Она настаивала на том, чтобы я поехал к Эдингеру в тот же день, да я и сам понимал, что не стоит откладывать посещения.
Гестапо занимало многоквартирный шестиэтажный дом, и в комендатуре было полно штурмовиков, они пренебрежительно оглядели меня, точно я зашел туда по ошибке.
Я подошел к окошечку, где выдавались пропуска.
— Мне нужно к господину Эдингеру, — сказал я и протянул паспорт.
— Обергруппенфюрер не принимает латышей, — грубо ответил мне какой-то надменный юнец. — Проваливайте!
Это было необычно для немцев: с теми, кто был им нужен, они обращались вежливо, по-видимому, комендатура не была предупреждена обо мне.
Мне с неохотой позволили позвонить по телефону. Я попросил соединить меня с Эдингером, и его секретарь, как только я себя назвал, ответил, что все будет немедленно сделано.
Действительно, не прошло нескольких минут, как тот самый юнец, который предложил мне убираться, выскочил из-за перегородки с пропуском, отдал мне честь и предложил проводить до кабинета обергруппенфюрера.

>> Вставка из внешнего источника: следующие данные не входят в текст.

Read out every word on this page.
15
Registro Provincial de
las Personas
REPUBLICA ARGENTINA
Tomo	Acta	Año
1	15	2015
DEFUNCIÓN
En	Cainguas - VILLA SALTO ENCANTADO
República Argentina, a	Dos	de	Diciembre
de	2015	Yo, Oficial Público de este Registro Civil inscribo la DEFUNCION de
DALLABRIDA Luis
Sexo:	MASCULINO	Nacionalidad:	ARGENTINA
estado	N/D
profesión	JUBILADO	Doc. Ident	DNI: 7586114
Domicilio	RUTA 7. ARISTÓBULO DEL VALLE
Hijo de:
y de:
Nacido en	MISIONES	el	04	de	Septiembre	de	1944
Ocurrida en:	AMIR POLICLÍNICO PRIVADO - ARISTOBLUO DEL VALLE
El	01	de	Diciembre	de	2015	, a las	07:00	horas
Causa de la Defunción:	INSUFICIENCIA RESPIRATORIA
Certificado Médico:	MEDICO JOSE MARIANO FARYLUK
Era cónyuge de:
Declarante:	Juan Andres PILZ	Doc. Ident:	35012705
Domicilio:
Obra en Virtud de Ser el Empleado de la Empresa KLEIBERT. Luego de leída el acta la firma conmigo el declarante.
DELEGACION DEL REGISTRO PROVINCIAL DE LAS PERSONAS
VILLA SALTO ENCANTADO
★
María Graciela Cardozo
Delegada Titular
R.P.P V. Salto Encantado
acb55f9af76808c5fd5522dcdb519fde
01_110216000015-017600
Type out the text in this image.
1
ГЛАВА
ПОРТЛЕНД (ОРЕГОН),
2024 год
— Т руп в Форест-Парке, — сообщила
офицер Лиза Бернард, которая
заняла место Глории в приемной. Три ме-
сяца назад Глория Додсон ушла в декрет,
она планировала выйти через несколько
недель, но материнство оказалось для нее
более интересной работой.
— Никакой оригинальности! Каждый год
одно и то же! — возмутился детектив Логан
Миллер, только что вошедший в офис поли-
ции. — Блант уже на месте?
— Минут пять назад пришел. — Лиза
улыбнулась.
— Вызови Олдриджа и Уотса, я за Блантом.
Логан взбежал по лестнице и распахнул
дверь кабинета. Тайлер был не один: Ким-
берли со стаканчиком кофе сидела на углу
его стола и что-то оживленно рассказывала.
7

Мы поднялись в лифте, и, когда я со своим провожатым шел по коридору, навстречу мне попались два эсэсовских офицера в сопровождении человека без знаков различия, но тоже в черном мундире, рукав которого украшала устрашающая эмблема смерти — череп и две скрещенные кости.
Человек показался мне знакомым; потом я решил, что ошибся; я посмотрел внимательнее и узнал Гашке, того самого Гашке, вместе с которым лежал в госпитале.

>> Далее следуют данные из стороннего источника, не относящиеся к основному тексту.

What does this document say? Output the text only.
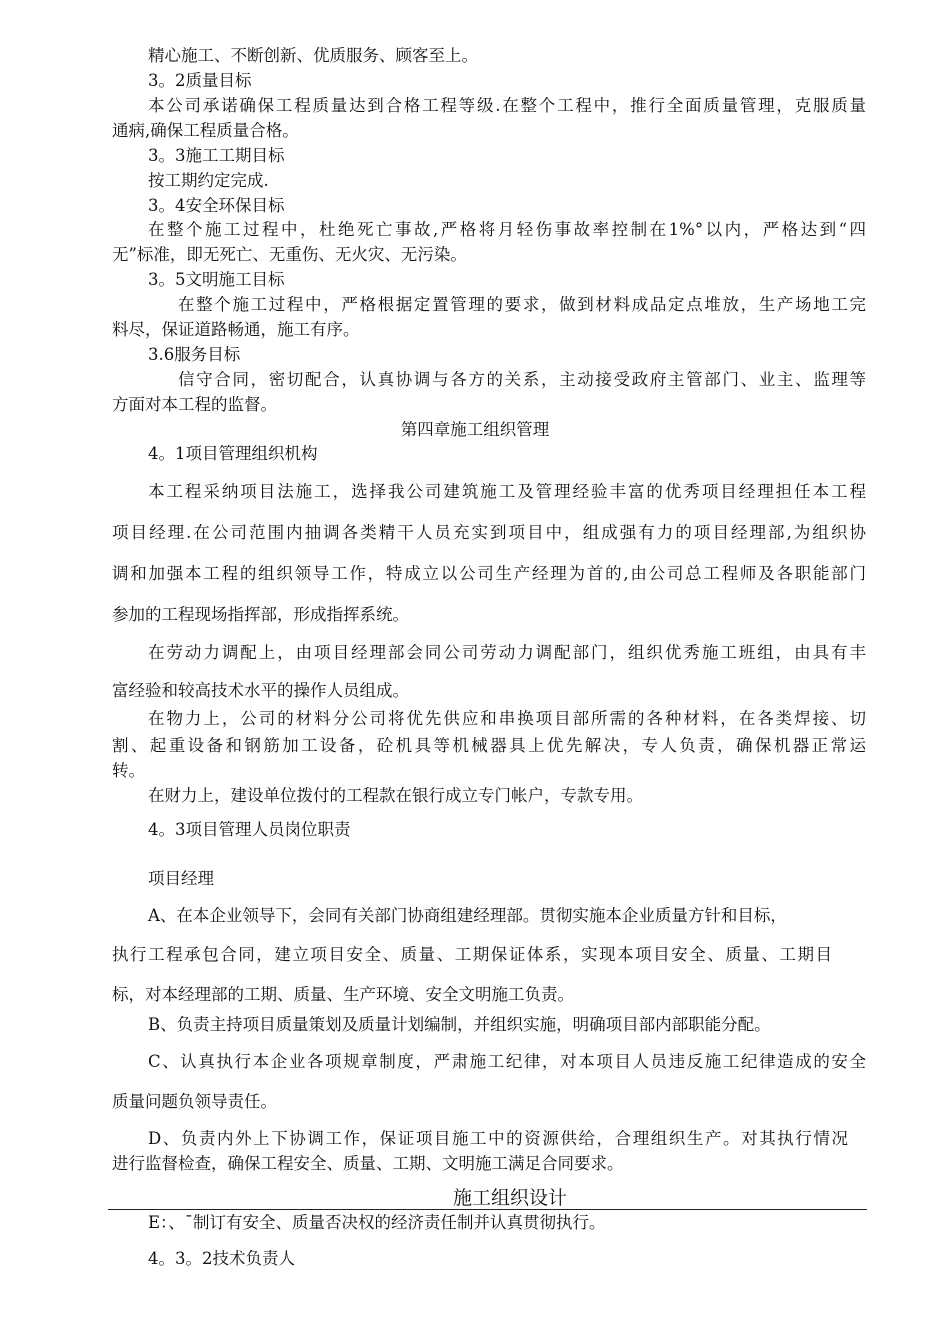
精心施工、不断创新、优质服务、顾客至上。
3。2质量目标
本公司承诺确保工程质量达到合格工程等级.在整个工程中，推行全面质量管理，克服质量
通病,确保工程质量合格。
3。3施工工期目标
按工期约定完成.
3。4安全环保目标
在整个施工过程中，杜绝死亡事故,严格将月轻伤事故率控制在1%°以内，严格达到“四
无”标准，即无死亡、无重伤、无火灾、无污染。
3。5文明施工目标
在整个施工过程中，严格根据定置管理的要求，做到材料成品定点堆放，生产场地工完
料尽，保证道路畅通，施工有序。
3.6服务目标
信守合同，密切配合，认真协调与各方的关系，主动接受政府主管部门、业主、监理等
方面对本工程的监督。
第四章施工组织管理
4。1项目管理组织机构
本工程采纳项目法施工，选择我公司建筑施工及管理经验丰富的优秀项目经理担任本工程
项目经理.在公司范围内抽调各类精干人员充实到项目中，组成强有力的项目经理部,为组织协
调和加强本工程的组织领导工作，特成立以公司生产经理为首的,由公司总工程师及各职能部门
参加的工程现场指挥部，形成指挥系统。
在劳动力调配上，由项目经理部会同公司劳动力调配部门，组织优秀施工班组，由具有丰
富经验和较高技术水平的操作人员组成。
在物力上，公司的材料分公司将优先供应和串换项目部所需的各种材料，在各类焊接、切
割、起重设备和钢筋加工设备，砼机具等机械器具上优先解决，专人负责，确保机器正常运
转。
在财力上，建设单位拨付的工程款在银行成立专门帐户，专款专用。
4。3项目管理人员岗位职责
项目经理
A、在本企业领导下，会同有关部门协商组建经理部。贯彻实施本企业质量方针和目标，
执行工程承包合同，建立项目安全、质量、工期保证体系，实现本项目安全、质量、工期目
标，对本经理部的工期、质量、生产环境、安全文明施工负责。
B、负责主持项目质量策划及质量计划编制，并组织实施，明确项目部内部职能分配。
C、认真执行本企业各项规章制度，严肃施工纪律，对本项目人员违反施工纪律造成的安全
质量问题负领导责任。
D、负责内外上下协调工作，保证项目施工中的资源供给，合理组织生产。对其执行情况
进行监督检查，确保工程安全、质量、工期、文明施工满足合同要求。
施工组织设计
E：、ˉ制订有安全、质量否决权的经济责任制并认真贯彻执行。
4。3。2技术负责人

Он шел позади офицеров, с коричневой папкой под мышкой, важный, сосредоточенный, ни на что не обращающий внимания, настоящий самодовольный гитлеровский чиновник.
Я пристально смотрел на Гашке, меня интересовало, узнает ли он меня, но он кинул на меня равнодушный взгляд и прошел мимо с таким видом, точно мы с ним никогда до этого не встречались.
Мы вошли в приемную, мой провожатый откозырял секретарю, и меня без промедления попросили зайти к обергруппенфюреру.
Эдингер со своими рыжими прилизанными волосами и черными усиками выглядел все так же смешно, как и на вечере у профессора Гренера, в нем не было решительно ничего страшного, хотя в городе о нем рассказывали всякие ужасы, говорили, что он пытает людей на допросах и собственноручно «обезвреживает» коммунистов, что на языке гитлеровцев было синонимом слова «убивать».
Эдингер был воплощенной любезностью.
— Прошу вас… — Он указал мне на кресло. — Перед вашим приходом я читал нашего дорогого фюрера, — торжественно сообщил он. — Какая книга!
Я было подумал, что он паясничает, но на его столе действительно лежала гитлеровская «Моя борьба», и пухлое лицо Эдингера выражало самое подлинное умиление.
В течение некоторого времени он вел себя как базарный агитатор: выражал восторги по адресу фюрера, говорил о заслугах национал-социалистской партии, восхищался будущим Германии…
Но, воздав богу богово, он сразу перешел на фамильярно-деловой тон:
— Вы позволите… — Он на мгновение замялся. — Вы позволите не играть с вами в прятки?
— Прошу вас, — ответил я ему в тон. — Я сам стремлюсь к полной откровенности.
Эдингер просиял.
— О господин Блейк! — воскликнул он. — Для германской разведки не существует тайн.